8. – Anche il quinto motivo non ha pregio.

Il giudizio di comparazione, che parte ricorrente lamenta essere mancato nel provvedimento del Tribunale nell’escludere la protezione umanitaria (applicabile ratione temporis alla fattispecie), presuppone pur sempre la vulnerabilità del richiedente. Questa ricorre in presenza di alcuna delle condizioni di cui al T.U. n. 286 del 1998, art. 19, ovvero nell’ipotesi della c.d. vulnerabilità di ritorno, quale risultato, cioè, di un raggiunto livello di integrazione nel Paese di accoglienza che, rapportato a quello che il richiedente ritroverebbe nel Paese d’origine, faccia prevedere a suo danno la privazione della titolarità e dell’esercizio dei diritti umani, al di sotto del nucleo ineliminabile costitutivo dello statuto della dignità personale (cfr. n. 4455/18). Solo in presenza di elementi di un’effettiva integrazione tale giudizio comparativo ha ragion d’essere, sicchè correttamente il Tribunale, avendo ritenuto che non emergesse nè radicamento nè vulnerabilità, non l’ha operato.

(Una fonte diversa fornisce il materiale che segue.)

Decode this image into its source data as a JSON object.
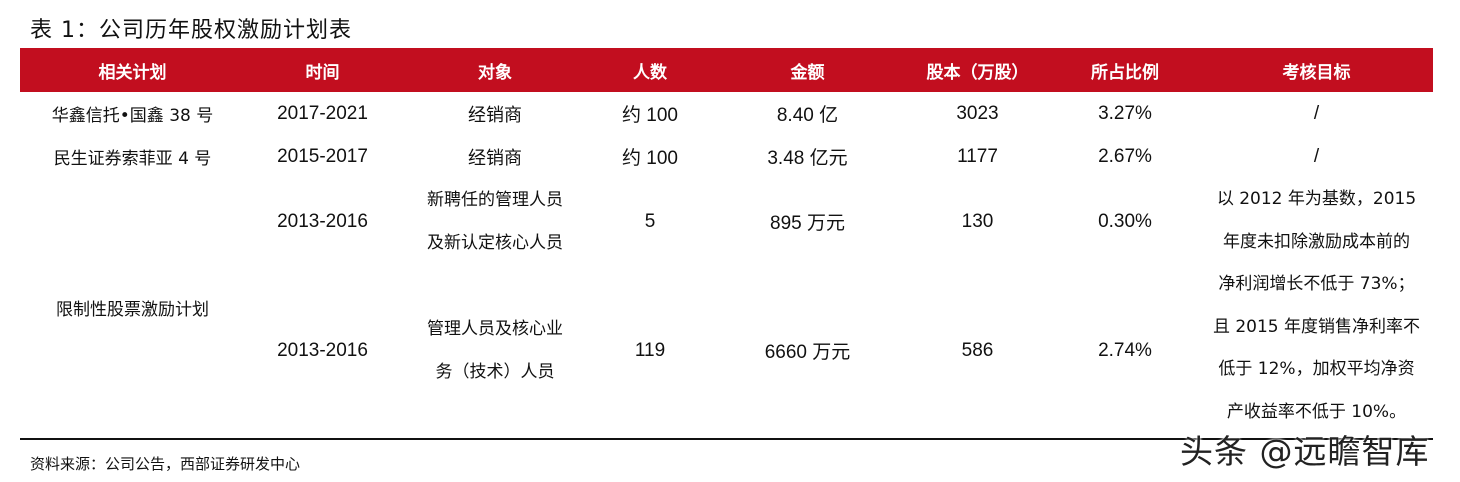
{
  "title": "表 1：公司历年股权激励计划表",
  "columns": [
    "相关计划",
    "时间",
    "对象",
    "人数",
    "金额",
    "股本（万股）",
    "所占比例",
    "考核目标"
  ],
  "rows": [
    {
      "plan": "华鑫信托•国鑫 38 号",
      "time": "2017-2021",
      "target": "经销商",
      "count": "约 100",
      "amount": "8.40 亿",
      "shares": "3023",
      "ratio": "3.27%",
      "goal": "/"
    },
    {
      "plan": "民生证券索菲亚 4 号",
      "time": "2015-2017",
      "target": "经销商",
      "count": "约 100",
      "amount": "3.48 亿元",
      "shares": "1177",
      "ratio": "2.67%",
      "goal": "/"
    },
    {
      "plan": "限制性股票激励计划",
      "time": "2013-2016",
      "target_lines": [
        "新聘任的管理人员",
        "及新认定核心人员"
      ],
      "count": "5",
      "amount": "895 万元",
      "shares": "130",
      "ratio": "0.30%",
      "goal_lines": [
        "以 2012 年为基数，2015",
        "年度未扣除激励成本前的",
        "净利润增长不低于 73%；",
        "且 2015 年度销售净利率不",
        "低于 12%，加权平均净资",
        "产收益率不低于 10%。"
      ]
    },
    {
      "time": "2013-2016",
      "target_lines": [
        "管理人员及核心业",
        "务（技术）人员"
      ],
      "count": "119",
      "amount": "6660 万元",
      "shares": "586",
      "ratio": "2.74%"
    }
  ],
  "source": "资料来源：公司公告，西部证券研发中心",
  "watermark": "头条 @远瞻智库",
  "colors": {
    "header_bg": "#c20e1f"
  }
}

9. – In conclusione il ricorso va respinto.

10. – Le spese, liquidate come in dispositivo, seguono la soccombenza della parte ricorrente.

11. – Ricorrono i presupposti processuali per il raddoppio, a carico del ricorrente, del contributo unificato, se dovuto, ai sensi del D.P.R. n. 115 del 2002, art. 13, comma 1-quater, inserito dalla L. n. 228 del 2012, art. 1, comma 17.

P.Q.M.

La Corte rigetta il ricorso e condanna parte ricorrente alle spese, che liquida in Euro 2.100,00, oltre spese prenotate e prenotande a debito.

Sussistono le condizioni processuali per il raddoppio, a carico della parte ricorrente, del contributo unificato, se dovuto.

Così deciso in Roma, nella Camera di consiglio della Sezione Seconda Civile della Corte Suprema di Cassazione, il 27 febbraio 2020.